Add to `~/.codex/config.toml`:

```toml
[[mcp_servers]]
name = "amcs"
url  = "http://localhost:8080/mcp"

[mcp_servers.headers]
x-brain-key = "<key>"
```

### OpenCode

```bash
# API key auth
opencode mcp add --name amcs --type remote --url http://localhost:8080/mcp --header "x-brain-key=<key>"

# Bearer token auth
opencode mcp add --name amcs --type remote --url http://localhost:8080/mcp --header "Authorization=Bearer <token>"
```

Or add directly to `opencode.json` / `~/.config/opencode/config.json`:

```json
{
  "mcp": {
    "amcs": {
      "type": "remote",
      "url": "http://localhost:8080/mcp",
      "headers": {
        "x-brain-key": "<key>"
      }
    }
  }
}
```

## Development

Run the SQL migrations against a local database with:

`DATABASE_URL=postgres://... make migrate`

LLM integration instructions are served at `/llm`.

## Containers

The repo now includes a `Dockerfile` and Compose files for running the app with Postgres + pgvector.

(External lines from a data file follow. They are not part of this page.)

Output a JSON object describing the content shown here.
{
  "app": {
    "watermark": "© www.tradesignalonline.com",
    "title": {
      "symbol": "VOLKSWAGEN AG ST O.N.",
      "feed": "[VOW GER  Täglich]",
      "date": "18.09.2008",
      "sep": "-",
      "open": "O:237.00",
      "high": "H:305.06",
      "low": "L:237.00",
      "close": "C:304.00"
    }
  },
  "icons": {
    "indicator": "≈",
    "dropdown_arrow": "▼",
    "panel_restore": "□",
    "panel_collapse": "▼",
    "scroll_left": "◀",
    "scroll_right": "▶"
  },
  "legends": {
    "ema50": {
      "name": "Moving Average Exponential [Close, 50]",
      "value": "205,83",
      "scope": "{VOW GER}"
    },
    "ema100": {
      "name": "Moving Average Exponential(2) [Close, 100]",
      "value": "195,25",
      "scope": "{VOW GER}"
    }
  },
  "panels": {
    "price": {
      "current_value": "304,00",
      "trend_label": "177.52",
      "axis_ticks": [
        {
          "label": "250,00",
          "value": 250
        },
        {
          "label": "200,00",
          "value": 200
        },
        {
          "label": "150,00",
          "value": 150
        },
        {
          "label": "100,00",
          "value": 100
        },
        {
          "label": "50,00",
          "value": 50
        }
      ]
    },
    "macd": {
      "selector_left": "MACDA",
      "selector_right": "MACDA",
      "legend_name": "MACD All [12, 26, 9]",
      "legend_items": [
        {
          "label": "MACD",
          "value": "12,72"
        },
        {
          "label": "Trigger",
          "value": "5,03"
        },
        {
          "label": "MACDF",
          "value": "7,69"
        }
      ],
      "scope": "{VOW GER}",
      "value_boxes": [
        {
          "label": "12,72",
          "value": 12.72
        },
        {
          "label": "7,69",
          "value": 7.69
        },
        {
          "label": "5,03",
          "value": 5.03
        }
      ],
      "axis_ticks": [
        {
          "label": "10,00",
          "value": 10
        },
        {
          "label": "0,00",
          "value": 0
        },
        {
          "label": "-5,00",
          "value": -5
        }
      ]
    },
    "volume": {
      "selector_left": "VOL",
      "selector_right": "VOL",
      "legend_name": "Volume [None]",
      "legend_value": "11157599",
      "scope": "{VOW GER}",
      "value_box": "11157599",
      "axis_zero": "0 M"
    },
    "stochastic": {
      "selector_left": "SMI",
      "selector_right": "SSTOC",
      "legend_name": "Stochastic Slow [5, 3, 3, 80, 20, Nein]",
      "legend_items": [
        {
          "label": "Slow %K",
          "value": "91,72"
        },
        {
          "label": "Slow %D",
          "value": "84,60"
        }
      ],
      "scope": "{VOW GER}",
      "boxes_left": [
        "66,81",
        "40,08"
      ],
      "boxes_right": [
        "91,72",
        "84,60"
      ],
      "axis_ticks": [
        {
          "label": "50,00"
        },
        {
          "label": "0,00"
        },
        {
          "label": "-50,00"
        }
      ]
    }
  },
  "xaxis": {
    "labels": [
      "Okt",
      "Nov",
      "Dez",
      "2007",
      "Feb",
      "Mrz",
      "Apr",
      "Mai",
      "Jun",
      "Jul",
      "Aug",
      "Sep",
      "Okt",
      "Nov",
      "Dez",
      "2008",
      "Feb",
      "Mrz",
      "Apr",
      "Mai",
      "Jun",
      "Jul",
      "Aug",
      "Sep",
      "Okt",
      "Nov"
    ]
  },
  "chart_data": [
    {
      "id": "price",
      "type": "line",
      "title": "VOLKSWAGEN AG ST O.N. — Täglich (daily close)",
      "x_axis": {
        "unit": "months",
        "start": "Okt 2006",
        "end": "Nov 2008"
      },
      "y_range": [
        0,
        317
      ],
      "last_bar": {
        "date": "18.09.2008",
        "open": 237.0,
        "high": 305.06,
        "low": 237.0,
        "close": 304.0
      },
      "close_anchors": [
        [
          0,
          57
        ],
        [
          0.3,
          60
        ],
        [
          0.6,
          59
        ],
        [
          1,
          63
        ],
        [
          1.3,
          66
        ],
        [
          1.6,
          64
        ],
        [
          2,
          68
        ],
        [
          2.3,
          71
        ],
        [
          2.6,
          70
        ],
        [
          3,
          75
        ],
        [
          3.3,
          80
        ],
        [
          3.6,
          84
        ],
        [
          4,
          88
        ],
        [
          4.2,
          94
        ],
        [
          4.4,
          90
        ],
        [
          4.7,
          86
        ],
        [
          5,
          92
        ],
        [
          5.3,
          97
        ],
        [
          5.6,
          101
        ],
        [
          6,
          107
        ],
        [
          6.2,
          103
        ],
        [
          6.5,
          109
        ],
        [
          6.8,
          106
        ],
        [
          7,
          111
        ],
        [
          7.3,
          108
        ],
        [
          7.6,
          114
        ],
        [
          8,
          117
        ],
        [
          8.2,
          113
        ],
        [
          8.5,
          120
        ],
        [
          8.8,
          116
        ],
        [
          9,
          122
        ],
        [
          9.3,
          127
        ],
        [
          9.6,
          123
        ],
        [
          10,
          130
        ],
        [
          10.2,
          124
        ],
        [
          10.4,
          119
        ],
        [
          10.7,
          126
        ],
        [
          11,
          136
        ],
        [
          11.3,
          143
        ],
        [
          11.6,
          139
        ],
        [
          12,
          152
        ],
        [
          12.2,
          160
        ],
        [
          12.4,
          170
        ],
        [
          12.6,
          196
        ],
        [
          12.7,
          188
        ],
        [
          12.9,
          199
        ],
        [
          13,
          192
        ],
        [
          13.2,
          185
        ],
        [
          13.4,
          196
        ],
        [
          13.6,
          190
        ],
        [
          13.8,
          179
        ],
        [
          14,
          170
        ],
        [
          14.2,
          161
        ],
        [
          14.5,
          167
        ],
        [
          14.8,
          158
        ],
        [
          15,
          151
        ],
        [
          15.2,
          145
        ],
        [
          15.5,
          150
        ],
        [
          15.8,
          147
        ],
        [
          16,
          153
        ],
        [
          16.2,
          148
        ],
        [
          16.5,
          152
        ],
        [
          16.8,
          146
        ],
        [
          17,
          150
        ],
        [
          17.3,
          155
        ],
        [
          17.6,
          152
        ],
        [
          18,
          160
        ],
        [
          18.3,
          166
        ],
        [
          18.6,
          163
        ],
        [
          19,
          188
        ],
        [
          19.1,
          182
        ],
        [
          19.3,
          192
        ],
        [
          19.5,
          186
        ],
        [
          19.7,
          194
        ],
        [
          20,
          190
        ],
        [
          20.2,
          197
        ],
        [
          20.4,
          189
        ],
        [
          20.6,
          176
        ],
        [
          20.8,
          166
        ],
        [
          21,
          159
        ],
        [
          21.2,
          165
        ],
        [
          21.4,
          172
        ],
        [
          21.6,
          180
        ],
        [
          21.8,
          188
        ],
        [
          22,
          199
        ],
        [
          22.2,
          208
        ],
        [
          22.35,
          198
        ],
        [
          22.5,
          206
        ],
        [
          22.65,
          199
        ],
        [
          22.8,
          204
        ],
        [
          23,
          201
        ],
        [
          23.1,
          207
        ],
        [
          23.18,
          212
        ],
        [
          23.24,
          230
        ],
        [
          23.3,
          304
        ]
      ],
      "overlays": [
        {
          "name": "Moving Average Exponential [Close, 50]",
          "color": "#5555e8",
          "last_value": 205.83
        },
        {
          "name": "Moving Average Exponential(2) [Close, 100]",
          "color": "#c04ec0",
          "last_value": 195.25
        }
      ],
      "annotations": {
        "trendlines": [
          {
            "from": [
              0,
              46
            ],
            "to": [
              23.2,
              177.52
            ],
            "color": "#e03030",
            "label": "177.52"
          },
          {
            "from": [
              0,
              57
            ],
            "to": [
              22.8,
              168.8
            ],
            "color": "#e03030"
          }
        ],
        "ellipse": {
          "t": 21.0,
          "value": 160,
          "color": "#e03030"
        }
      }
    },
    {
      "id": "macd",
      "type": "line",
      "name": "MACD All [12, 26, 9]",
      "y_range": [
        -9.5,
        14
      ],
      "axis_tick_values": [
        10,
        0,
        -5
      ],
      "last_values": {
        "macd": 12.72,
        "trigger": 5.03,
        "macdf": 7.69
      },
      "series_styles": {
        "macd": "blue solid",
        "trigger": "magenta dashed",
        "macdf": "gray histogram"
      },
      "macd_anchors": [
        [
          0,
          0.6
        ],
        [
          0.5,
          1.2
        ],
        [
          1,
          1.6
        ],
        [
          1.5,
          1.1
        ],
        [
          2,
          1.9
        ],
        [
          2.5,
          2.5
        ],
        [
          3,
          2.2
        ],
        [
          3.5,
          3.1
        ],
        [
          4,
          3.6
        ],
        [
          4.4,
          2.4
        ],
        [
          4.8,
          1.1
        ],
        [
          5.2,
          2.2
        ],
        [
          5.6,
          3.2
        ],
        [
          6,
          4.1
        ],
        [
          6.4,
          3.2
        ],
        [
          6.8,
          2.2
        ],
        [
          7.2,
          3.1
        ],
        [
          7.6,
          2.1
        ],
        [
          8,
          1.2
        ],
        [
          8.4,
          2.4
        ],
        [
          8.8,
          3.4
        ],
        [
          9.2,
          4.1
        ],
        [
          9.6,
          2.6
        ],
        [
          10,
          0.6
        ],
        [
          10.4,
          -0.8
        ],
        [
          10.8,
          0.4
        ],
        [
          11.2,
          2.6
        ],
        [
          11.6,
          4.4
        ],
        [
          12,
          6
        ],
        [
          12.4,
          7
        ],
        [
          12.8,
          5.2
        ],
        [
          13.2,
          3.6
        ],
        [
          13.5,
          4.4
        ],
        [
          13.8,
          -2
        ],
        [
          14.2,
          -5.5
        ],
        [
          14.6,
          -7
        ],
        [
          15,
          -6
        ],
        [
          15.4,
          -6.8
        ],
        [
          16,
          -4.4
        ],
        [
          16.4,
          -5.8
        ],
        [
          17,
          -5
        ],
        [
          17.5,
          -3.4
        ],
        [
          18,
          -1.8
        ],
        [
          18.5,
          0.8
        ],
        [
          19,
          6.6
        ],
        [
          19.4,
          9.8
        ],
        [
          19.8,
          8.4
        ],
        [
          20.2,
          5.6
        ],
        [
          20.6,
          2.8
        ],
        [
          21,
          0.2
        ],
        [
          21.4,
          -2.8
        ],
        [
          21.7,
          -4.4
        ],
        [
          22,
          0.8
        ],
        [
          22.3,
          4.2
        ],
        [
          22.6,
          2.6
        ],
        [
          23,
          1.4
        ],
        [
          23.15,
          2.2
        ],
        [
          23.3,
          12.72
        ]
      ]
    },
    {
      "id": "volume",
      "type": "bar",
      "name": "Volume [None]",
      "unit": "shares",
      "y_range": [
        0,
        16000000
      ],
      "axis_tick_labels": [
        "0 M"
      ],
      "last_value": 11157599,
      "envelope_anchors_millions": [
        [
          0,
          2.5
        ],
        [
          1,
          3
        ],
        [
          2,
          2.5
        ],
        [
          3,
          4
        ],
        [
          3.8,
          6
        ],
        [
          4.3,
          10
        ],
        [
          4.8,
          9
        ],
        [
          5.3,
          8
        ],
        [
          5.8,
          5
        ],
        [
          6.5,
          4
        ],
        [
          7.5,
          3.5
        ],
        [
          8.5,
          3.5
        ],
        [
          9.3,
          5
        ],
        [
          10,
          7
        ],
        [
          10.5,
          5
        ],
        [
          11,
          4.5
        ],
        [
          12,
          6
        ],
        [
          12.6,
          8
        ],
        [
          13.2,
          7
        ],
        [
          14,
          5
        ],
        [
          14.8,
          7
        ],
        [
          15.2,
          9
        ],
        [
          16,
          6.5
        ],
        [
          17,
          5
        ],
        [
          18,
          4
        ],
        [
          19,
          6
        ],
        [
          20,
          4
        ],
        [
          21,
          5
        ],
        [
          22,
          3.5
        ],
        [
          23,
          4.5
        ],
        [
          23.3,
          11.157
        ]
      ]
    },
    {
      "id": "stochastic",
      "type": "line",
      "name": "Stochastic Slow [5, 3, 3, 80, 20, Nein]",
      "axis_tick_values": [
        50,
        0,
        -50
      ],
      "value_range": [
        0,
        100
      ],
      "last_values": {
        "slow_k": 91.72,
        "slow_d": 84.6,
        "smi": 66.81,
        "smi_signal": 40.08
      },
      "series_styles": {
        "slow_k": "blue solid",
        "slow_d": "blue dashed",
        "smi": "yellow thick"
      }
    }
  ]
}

1. Set a real LiteLLM key in your shell:
   `export AMCS_LITELLM_API_KEY=your-key`
2. Start the stack with your runtime:
   `docker compose -f docker-compose.yml -f docker-compose.docker.yml up --build`
   `podman compose -f docker-compose.yml up --build`
3. Call the service on `http://localhost:8080`

Notes:

- The app uses `configs/docker.yaml` inside the container.
- The local `./configs` directory is mounted into `/app/configs`, so config edits apply without rebuilding the image.
- `AMCS_LITELLM_BASE_URL` overrides the LiteLLM endpoint, so you can retarget it without editing YAML.
- `AMCS_OLLAMA_BASE_URL` overrides the Ollama endpoint for local or remote servers.
- The Compose stack uses a default bridge network named `amcs`.
- The base Compose file uses `host.containers.internal`, which is Podman-friendly.
- The Docker override file adds `host-gateway` aliases so Docker can resolve the same host endpoint.
- Database migrations `001` through `005` run automatically when the Postgres volume is created for the first time.
- `migrations/006_rls_and_grants.sql` is intentionally skipped during container bootstrap because it contains deployment-specific grants for a role named `amcs_user`.

## Ollama

Set `ai.provider: "ollama"` to use a local or self-hosted Ollama server through its OpenAI-compatible API.

Example:

```yaml
ai:
  provider: "ollama"
  embeddings:
    model: "nomic-embed-text"
    dimensions: 768
  metadata:
    model: "llama3.2"
    temperature: 0.1
  ollama:
    base_url: "http://localhost:11434/v1"
    api_key: "ollama"
    request_headers: {}
```

Notes:

- For remote Ollama servers, point `ai.ollama.base_url` at the remote `/v1` endpoint.
- The client always sends Bearer auth; Ollama ignores it locally, so `api_key: "ollama"` is a safe default.
- `ai.embeddings.dimensions` must match the embedding model you actually use, or startup will fail the database vector-dimension check.